O experimento mental ganhou o nome de “O Quarto Chinês”. Imagine uma pessoa que fala somente português trancada dentro de um quarto. Nesse quarto, há um computador capaz de interpretar e responder em chinês. Uma pessoa que domina o idioma oriental está do lado de fora da sala. Por debaixo da porta ela passa caracteres chineses. A pessoa dentro da sala mostra os caracteres para o computador que, então, retorna com respostas a eles, devolvidas também por debaixo da porta.

A pessoa que está do lado de fora conclui então —erroneamente— que há uma pessoa que fala chinês dentro da sala.

O argumento de Searle é importante para os dias atuais. Já escrevi aqui na coluna sobre o surgimento do GPT-3, uma ferramenta de inteligência artificial que é capaz de escrever artigos e livros inteiros, compor músicas, completar formas geométricas e outras façanhas, bastando para isso que seu usuário insira alguns poucos parâmetros. Em outras palavras, funciona como o mais poderoso “autocompletar” já criado. Alcançou esses status por ser uma inteligência artificial treinada com volumes impressionantes de dados.

É como se tivesse lido todos os livros do mundo (e músicas, filmes, imagens etc.). Com base neles, essa IA consegue “adivinhar” o que vem depois. Se você colocar palavras como “Harry Potter” e “Brasil”, provavelmente vai gerar uma aventura nova do bruxo visitando terras brasileiras.

Tanto é que acaba de ser publicado o primeiro livro que foi escrito em co-autoria com o GPT-3, chamado “Pharmako-AI”. A autora K Allado-Macdowell descreve o processo de escrita como parecido com a jardinagem: você insere alguns conceitos e ideias, a inteligência artificial desenvolve aqueles conceitos. E então a autora volta polindo, revisando, podando a criação feita pela IA. E nessa simbiose do humano com a máquina que leu todo o conhecimento humano o livro vai sendo escrito.

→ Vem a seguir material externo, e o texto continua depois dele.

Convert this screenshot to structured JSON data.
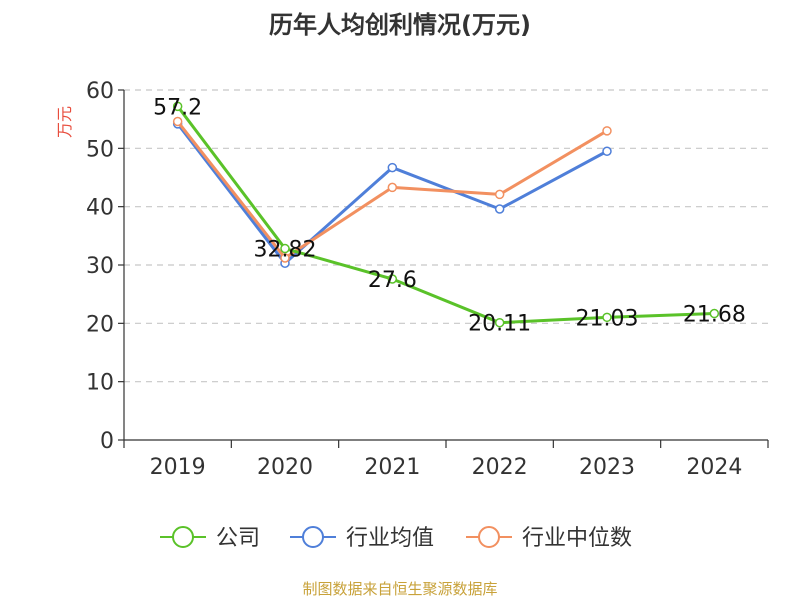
{
  "chart_data": {
    "type": "line",
    "title": "历年人均创利情况(万元)",
    "ylabel": "万元",
    "ylim": [
      0,
      60
    ],
    "yticks": [
      0,
      10,
      20,
      30,
      40,
      50,
      60
    ],
    "categories": [
      "2019",
      "2020",
      "2021",
      "2022",
      "2023",
      "2024"
    ],
    "grid": true,
    "legend_position": "bottom",
    "series": [
      {
        "name": "公司",
        "color": "#5ac229",
        "values": [
          57.2,
          32.82,
          27.6,
          20.11,
          21.03,
          21.68
        ],
        "labels": [
          "57.2",
          "32.82",
          "27.6",
          "20.11",
          "21.03",
          "21.68"
        ]
      },
      {
        "name": "行业均值",
        "color": "#4f7fd9",
        "values": [
          54.2,
          30.3,
          46.7,
          39.6,
          49.5,
          null
        ]
      },
      {
        "name": "行业中位数",
        "color": "#f29060",
        "values": [
          54.6,
          31.2,
          43.3,
          42.1,
          53.0,
          null
        ]
      }
    ]
  },
  "source_text": "制图数据来自恒生聚源数据库"
}
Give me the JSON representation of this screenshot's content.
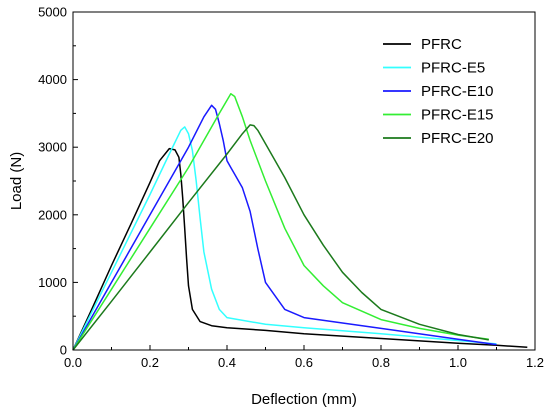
{
  "chart_data": {
    "type": "line",
    "title": "",
    "xlabel": "Deflection (mm)",
    "ylabel": "Load (N)",
    "xlim": [
      0,
      1.2
    ],
    "ylim": [
      0,
      5000
    ],
    "xticks": [
      0.0,
      0.2,
      0.4,
      0.6,
      0.8,
      1.0,
      1.2
    ],
    "xtick_labels": [
      "0.0",
      "0.2",
      "0.4",
      "0.6",
      "0.8",
      "1.0",
      "1.2"
    ],
    "yticks": [
      0,
      1000,
      2000,
      3000,
      4000,
      5000
    ],
    "ytick_labels": [
      "0",
      "1000",
      "2000",
      "3000",
      "4000",
      "5000"
    ],
    "grid": false,
    "legend_position": "top-right",
    "series": [
      {
        "name": "PFRC",
        "color": "#000000",
        "x": [
          0,
          0.05,
          0.1,
          0.15,
          0.2,
          0.225,
          0.25,
          0.265,
          0.275,
          0.28,
          0.285,
          0.29,
          0.295,
          0.3,
          0.31,
          0.33,
          0.36,
          0.4,
          0.5,
          0.6,
          0.8,
          1.0,
          1.1,
          1.18
        ],
        "y": [
          0,
          620,
          1250,
          1860,
          2480,
          2800,
          2980,
          2960,
          2850,
          2600,
          2250,
          1800,
          1350,
          950,
          600,
          420,
          360,
          330,
          290,
          240,
          170,
          100,
          70,
          40
        ]
      },
      {
        "name": "PFRC-E5",
        "color": "#33ffff",
        "x": [
          0,
          0.1,
          0.2,
          0.25,
          0.28,
          0.29,
          0.3,
          0.31,
          0.32,
          0.33,
          0.34,
          0.36,
          0.38,
          0.4,
          0.5,
          0.6,
          0.8,
          1.0,
          1.1
        ],
        "y": [
          0,
          1150,
          2300,
          2900,
          3250,
          3300,
          3200,
          2950,
          2500,
          1950,
          1450,
          900,
          600,
          480,
          380,
          330,
          240,
          140,
          90
        ]
      },
      {
        "name": "PFRC-E10",
        "color": "#1a1aff",
        "x": [
          0,
          0.1,
          0.2,
          0.3,
          0.34,
          0.36,
          0.37,
          0.38,
          0.39,
          0.4,
          0.41,
          0.42,
          0.44,
          0.46,
          0.48,
          0.5,
          0.55,
          0.6,
          0.7,
          0.8,
          1.0,
          1.1
        ],
        "y": [
          0,
          1000,
          2000,
          3000,
          3450,
          3620,
          3560,
          3350,
          3100,
          2800,
          2700,
          2600,
          2400,
          2050,
          1500,
          1000,
          600,
          480,
          400,
          320,
          160,
          80
        ]
      },
      {
        "name": "PFRC-E15",
        "color": "#33ee33",
        "x": [
          0,
          0.1,
          0.2,
          0.3,
          0.38,
          0.41,
          0.42,
          0.44,
          0.46,
          0.5,
          0.55,
          0.6,
          0.65,
          0.7,
          0.8,
          0.9,
          1.0,
          1.08
        ],
        "y": [
          0,
          900,
          1800,
          2700,
          3500,
          3790,
          3750,
          3450,
          3100,
          2500,
          1800,
          1250,
          950,
          700,
          450,
          320,
          220,
          160
        ]
      },
      {
        "name": "PFRC-E20",
        "color": "#1c7a1c",
        "x": [
          0,
          0.1,
          0.2,
          0.3,
          0.4,
          0.44,
          0.46,
          0.47,
          0.48,
          0.5,
          0.55,
          0.6,
          0.65,
          0.7,
          0.75,
          0.8,
          0.9,
          1.0,
          1.08
        ],
        "y": [
          0,
          720,
          1450,
          2180,
          2900,
          3200,
          3330,
          3320,
          3250,
          3050,
          2550,
          2000,
          1550,
          1150,
          850,
          600,
          380,
          230,
          150
        ]
      }
    ]
  }
}
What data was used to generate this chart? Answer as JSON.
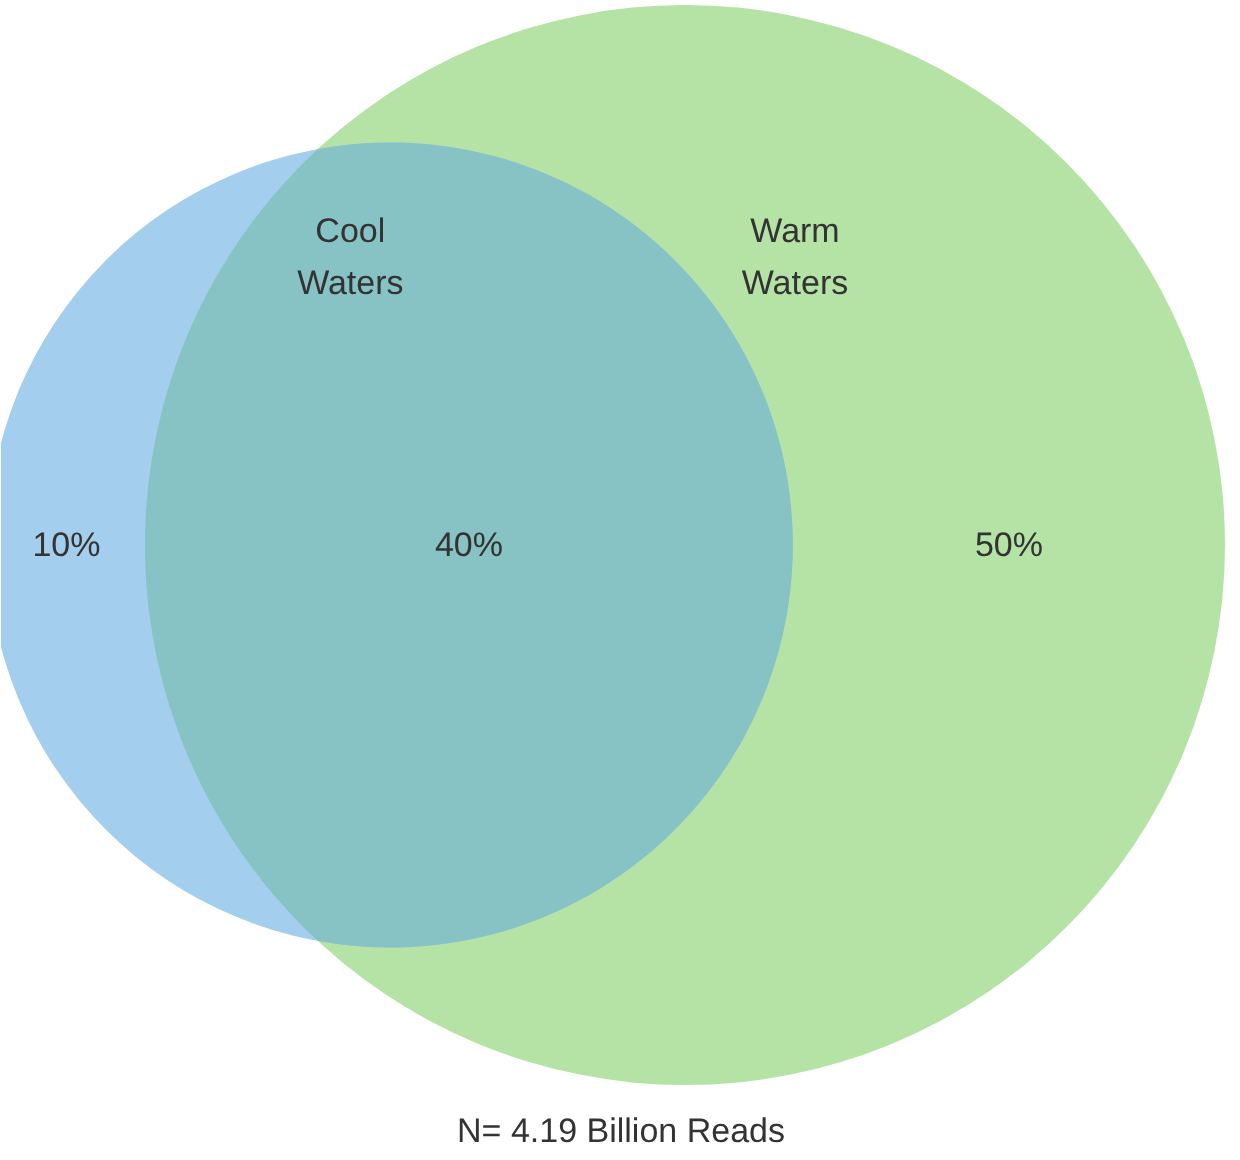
{
  "chart_data": {
    "type": "other",
    "categories": [
      null,
      null,
      null
    ],
    "values": [
      10,
      40,
      50
    ],
    "value_labels": [
      "10%",
      "40%",
      "50%"
    ],
    "colors": [
      "#a4ceee",
      "#87c2c5",
      "#b5e2a5"
    ],
    "annotations": [
      "Cool Waters",
      "Warm Waters",
      "N= 4.19 Billion Reads"
    ]
  }
}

O título não é por acaso. A palavra phármakon em grego significa ao mesmo tempo remédio e veneno. Termo que se aplica bem às aplicações de AI.

É aqui que o argumento de Searle se materializa. A GPT-3 é excelente em sintática (a relação das palavras entre si). Mas não sabe nada de semântica (o significado que as palavras têm para cada um de nós). A inteligência artificial tornou-se ótima em concatenar e organizar as palavras, mas não tem nenhuma ideia sobre seu significado, individualmente ou coletivamente.

É como a pessoa trancada no quarto chinês. Não tem a menor ideia do que está sendo dito, mas consegue retornar os inputs nessa língua de forma coerente.

A pergunta que temos de fazer é: e se a sintática ficar tão boa que simplesmente desistiremos de qualquer pretensão semântica? E se começarmos a ser governados por algoritmos que não têm a menor ideia do que estão falando? O que perdemos se houver uma vitória definitiva da sintática sobre a semântica?

Essas perguntas podem parecer esotéricas, mas devem ser feitas com urgência neste momento em que as inteligências artificiais estão se convertendo em novos oráculos.